Fin juillet, un vraquier, transportant 3800 tonnes de fioul et 200 tonnes de diesel, a heurté un récif à Pointe d'Esny. Les autorités locales et la population se mobilisent sur place, et la France a envoyé des renforts pour permettre le renflouage du bateau. La connaissance du carburant en cause permet de savoir comment endiguer la pollution en cours.

L'Express. La coque du navire japonais Wakashio continue apparemment de se fissurer. Les mesures déployées sur place sont-elles suffisantes pour éviter le pire ?

A.G. Si la coque cède, on ne pourra vraisemblablement pas récupérer immédiatement tout le carburant qui restait à l'intérieur du navire. Le véritable enjeu pour le moment, c'est donc de monter en puissance, d'avoir plus de matériel et d'intervenants pour pomper et endiguer la pollution présente à la surface. Cela dit, la qualité du fioul utilisé par le navire échoué pourrait jouer en faveur des Mauriciens. Il s'agit en effet d'un carburant désoufré. Ce type de produit, imposé depuis peu par l'Organisation maritime internationale pour réduire les émissions atmosphériques des navires, est généralement plus léger et donc plus propice au pompage. Par opposition, le fioul de propulsion que l'on a connu sur l'Erika ou le Prestige a tendance à devenir trop visqueux lorsqu'il se retrouve en dehors du navire. La température de l'eau pourrait aussi s'avérer importante : sur l'île Maurice, elle est relativement élevée. La récupération des hydrocarbures sera donc a priori plus facile que si l'incident s'était déroulé en mer Baltique. Avec toute la prudence qui s'impose à ce stade, nous pensons que l'essentiel du carburant issu de la fuite devrait rester flottant pendant plusieurs jours et donc faciliter sa récupération. C'est une bonne nouvelle d'un point de vue environnemental car une fois que le carburant pénètre dans la colonne d'eau, on ne sait pas le récupérer.

Dans quelle mesure les mauvaises conditions météo ralentissent-elles les opérations ?

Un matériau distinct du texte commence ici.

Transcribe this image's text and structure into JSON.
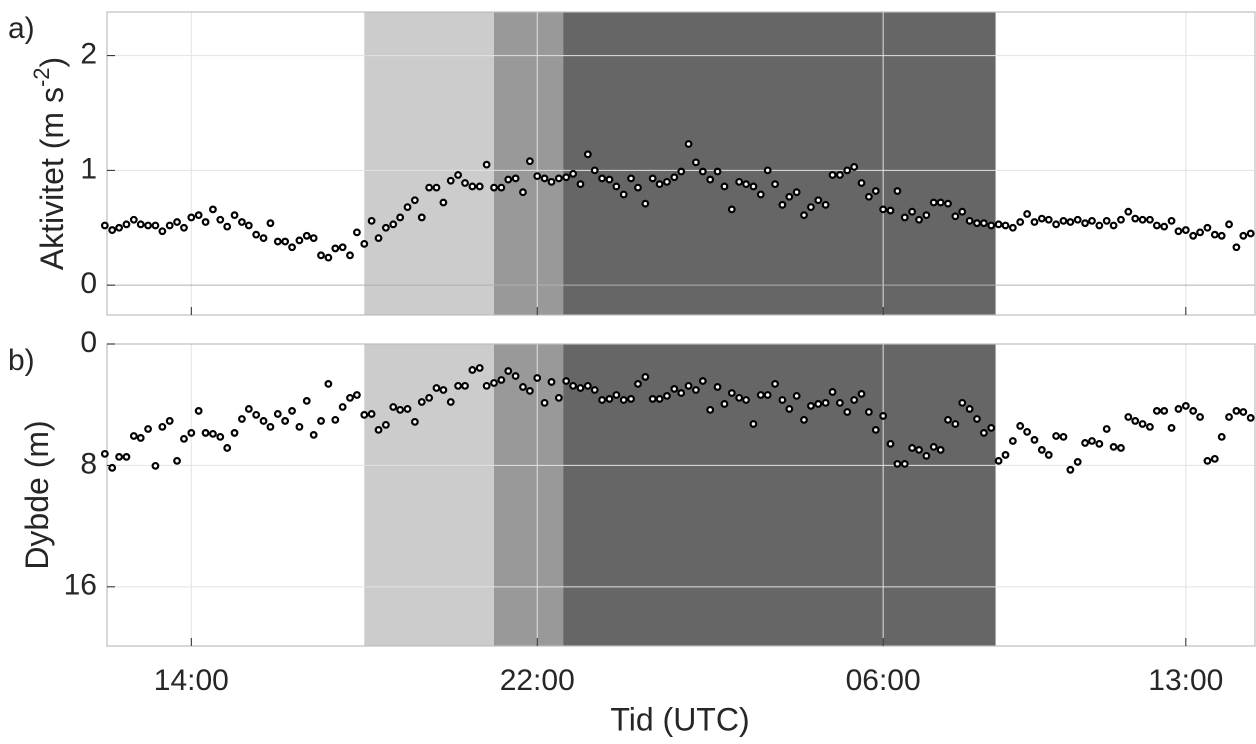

A.G. On ne se rend pas forcément compte, mais dès qu'il y a de la houle, le navire échoué bouge. Il est difficile de stabiliser un système de pompage dans ces conditions. Si le tuyau qui relie la cuve du navire à la pompe glisse, le produit aspiré à l'intérieur ne rentre pas correctement. Or une pompe a besoin d'être gavée en permanence pour bien fonctionner. Le fonctionnement de ce genre d'appareil n'est pas le seul problème. A l'extérieur, l'agitation de la mer, met la solidité des barrages flottants à l'épreuve. Le courant peut également créer des syphons et dans ce cas, le pétrole passe en dessous des barrières. Heureusement, dans un lagon, les conditions sont normalement plus propices. Cependant, cela crée aussi une difficulté supplémentaire : la hauteur d'eau à certains endroits, est trop faible. On ne peut donc pas y envoyer de bateau de pompage. En fait, comme côté lagon il n'y a pas assez de profondeur et que, côté large, la mer est agitée et qu'on ne peut prendre le risque de heurter la barrière de corail avec un deuxième navire, ce qui est pompé dans le Wakashio est stocké dans des petits réservoirs. Ces cuves sont ensuite évacuées par hélicoptère.

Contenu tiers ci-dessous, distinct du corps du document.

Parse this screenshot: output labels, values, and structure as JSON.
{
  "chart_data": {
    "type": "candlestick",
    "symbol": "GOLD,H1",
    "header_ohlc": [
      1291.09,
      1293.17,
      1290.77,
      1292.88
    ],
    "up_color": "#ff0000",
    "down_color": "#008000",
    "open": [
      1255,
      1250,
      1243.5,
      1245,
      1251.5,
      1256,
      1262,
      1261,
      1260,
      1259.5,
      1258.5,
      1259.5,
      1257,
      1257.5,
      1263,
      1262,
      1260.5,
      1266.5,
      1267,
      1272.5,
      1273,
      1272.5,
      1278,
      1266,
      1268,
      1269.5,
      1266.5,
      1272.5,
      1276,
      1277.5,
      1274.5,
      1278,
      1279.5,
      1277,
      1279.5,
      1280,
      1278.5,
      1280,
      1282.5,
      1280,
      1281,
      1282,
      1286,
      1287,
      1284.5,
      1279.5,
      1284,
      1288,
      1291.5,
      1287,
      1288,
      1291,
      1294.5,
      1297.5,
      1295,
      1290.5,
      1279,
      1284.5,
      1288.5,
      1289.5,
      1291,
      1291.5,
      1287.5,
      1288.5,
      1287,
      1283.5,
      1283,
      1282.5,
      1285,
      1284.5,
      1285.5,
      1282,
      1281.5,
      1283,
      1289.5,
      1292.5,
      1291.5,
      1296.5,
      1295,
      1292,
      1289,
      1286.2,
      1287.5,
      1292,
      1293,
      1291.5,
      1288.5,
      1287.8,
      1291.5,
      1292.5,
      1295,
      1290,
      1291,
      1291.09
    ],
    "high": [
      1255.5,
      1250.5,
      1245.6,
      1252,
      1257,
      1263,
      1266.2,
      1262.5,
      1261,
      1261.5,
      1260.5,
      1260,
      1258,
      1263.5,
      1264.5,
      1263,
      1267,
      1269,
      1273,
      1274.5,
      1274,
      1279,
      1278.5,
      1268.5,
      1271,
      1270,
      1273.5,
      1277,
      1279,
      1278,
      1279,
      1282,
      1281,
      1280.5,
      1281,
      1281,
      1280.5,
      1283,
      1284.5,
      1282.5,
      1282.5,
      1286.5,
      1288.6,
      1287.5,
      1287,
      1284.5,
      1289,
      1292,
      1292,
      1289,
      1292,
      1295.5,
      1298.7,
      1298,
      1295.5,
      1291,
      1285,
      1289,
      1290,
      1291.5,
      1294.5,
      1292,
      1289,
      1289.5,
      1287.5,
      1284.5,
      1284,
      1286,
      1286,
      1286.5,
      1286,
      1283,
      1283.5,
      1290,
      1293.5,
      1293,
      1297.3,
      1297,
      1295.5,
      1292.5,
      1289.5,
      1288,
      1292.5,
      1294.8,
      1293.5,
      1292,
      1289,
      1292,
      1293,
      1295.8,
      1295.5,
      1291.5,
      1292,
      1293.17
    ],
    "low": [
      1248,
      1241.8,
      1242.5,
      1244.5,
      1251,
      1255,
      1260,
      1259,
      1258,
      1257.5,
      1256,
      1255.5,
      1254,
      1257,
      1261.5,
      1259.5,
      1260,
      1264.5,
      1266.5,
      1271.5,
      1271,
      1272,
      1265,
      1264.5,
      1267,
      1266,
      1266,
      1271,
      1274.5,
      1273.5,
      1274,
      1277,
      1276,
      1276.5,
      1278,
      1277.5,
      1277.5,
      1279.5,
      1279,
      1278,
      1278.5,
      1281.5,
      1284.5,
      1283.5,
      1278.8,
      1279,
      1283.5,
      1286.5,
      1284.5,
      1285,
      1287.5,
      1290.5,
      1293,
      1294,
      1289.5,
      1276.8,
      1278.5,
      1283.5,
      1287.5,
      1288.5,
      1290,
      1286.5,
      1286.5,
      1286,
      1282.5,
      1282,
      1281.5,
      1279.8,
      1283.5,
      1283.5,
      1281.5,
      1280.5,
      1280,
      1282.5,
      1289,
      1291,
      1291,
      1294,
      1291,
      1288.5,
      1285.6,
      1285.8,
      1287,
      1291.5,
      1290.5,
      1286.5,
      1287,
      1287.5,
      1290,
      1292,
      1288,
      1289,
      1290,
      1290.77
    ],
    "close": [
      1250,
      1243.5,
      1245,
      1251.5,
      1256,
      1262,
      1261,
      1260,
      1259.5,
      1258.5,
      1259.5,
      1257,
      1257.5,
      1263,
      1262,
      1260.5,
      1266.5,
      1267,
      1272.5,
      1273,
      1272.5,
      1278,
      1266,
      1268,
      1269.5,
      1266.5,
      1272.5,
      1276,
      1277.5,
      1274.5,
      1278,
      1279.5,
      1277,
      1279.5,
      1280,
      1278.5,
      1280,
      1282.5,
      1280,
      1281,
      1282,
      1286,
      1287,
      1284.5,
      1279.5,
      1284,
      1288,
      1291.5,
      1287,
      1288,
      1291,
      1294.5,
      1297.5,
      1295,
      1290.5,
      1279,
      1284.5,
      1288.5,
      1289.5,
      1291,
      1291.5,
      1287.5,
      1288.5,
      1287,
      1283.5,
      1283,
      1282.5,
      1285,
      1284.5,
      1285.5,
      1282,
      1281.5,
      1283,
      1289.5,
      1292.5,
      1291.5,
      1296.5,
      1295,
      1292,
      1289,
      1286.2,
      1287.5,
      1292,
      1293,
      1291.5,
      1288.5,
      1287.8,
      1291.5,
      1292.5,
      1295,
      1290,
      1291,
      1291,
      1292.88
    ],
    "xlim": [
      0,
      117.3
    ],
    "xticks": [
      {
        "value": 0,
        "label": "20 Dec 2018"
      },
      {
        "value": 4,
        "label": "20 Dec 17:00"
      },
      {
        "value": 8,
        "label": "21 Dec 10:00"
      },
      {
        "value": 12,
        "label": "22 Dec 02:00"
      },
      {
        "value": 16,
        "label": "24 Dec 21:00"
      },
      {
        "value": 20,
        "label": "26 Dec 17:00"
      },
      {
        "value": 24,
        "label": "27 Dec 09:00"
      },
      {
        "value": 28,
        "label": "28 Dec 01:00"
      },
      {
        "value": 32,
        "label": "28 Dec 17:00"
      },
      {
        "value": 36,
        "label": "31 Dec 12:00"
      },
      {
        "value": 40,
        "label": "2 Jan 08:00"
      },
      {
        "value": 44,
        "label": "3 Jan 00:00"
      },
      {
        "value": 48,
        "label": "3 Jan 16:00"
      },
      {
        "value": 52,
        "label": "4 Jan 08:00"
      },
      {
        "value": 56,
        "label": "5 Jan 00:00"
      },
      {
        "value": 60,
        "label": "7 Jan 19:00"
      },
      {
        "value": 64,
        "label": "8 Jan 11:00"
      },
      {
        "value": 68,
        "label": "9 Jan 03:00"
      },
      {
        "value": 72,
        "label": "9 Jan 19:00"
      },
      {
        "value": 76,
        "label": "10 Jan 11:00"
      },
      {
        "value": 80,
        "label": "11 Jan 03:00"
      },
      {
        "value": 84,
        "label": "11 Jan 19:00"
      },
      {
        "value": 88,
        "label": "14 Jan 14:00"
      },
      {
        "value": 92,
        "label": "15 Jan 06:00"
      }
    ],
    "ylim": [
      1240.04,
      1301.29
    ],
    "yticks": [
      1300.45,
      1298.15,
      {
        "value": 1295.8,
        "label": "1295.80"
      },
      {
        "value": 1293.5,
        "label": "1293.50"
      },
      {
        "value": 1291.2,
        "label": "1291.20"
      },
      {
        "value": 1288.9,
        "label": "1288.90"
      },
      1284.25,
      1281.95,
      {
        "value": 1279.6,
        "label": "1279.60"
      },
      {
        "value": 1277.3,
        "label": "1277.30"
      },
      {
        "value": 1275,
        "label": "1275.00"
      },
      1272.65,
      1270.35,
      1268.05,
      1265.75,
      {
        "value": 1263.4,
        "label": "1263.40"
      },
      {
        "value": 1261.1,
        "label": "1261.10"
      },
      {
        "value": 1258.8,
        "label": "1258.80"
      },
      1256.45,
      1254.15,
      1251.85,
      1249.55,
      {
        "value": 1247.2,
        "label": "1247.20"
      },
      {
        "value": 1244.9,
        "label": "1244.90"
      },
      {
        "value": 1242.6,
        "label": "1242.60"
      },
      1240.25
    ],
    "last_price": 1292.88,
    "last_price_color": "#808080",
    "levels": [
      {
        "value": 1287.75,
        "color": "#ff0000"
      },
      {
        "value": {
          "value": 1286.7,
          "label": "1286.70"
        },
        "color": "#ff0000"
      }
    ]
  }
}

Doit-on s'attendre à de lourdes séquelles sur l'environnement ?

Il est vrai que certaines molécules d'hydrocarbures sont solubles dans l'eau. Et que cela peut avoir des conséquences dramatiques pour les baignades ou la pêche. Cependant, nous n'avons pas encore toutes les informations nécessaires pour évaluer la situation sur place. Comme je l'ai déjà indiqué, le dispositif de lutte contre la marée noire doit encore monter en puissance, même si le nettoyage du littoral a déjà commencé, grâce au savoir faire de deux sociétés - dont une française - mobilisées par l'assureur du navire.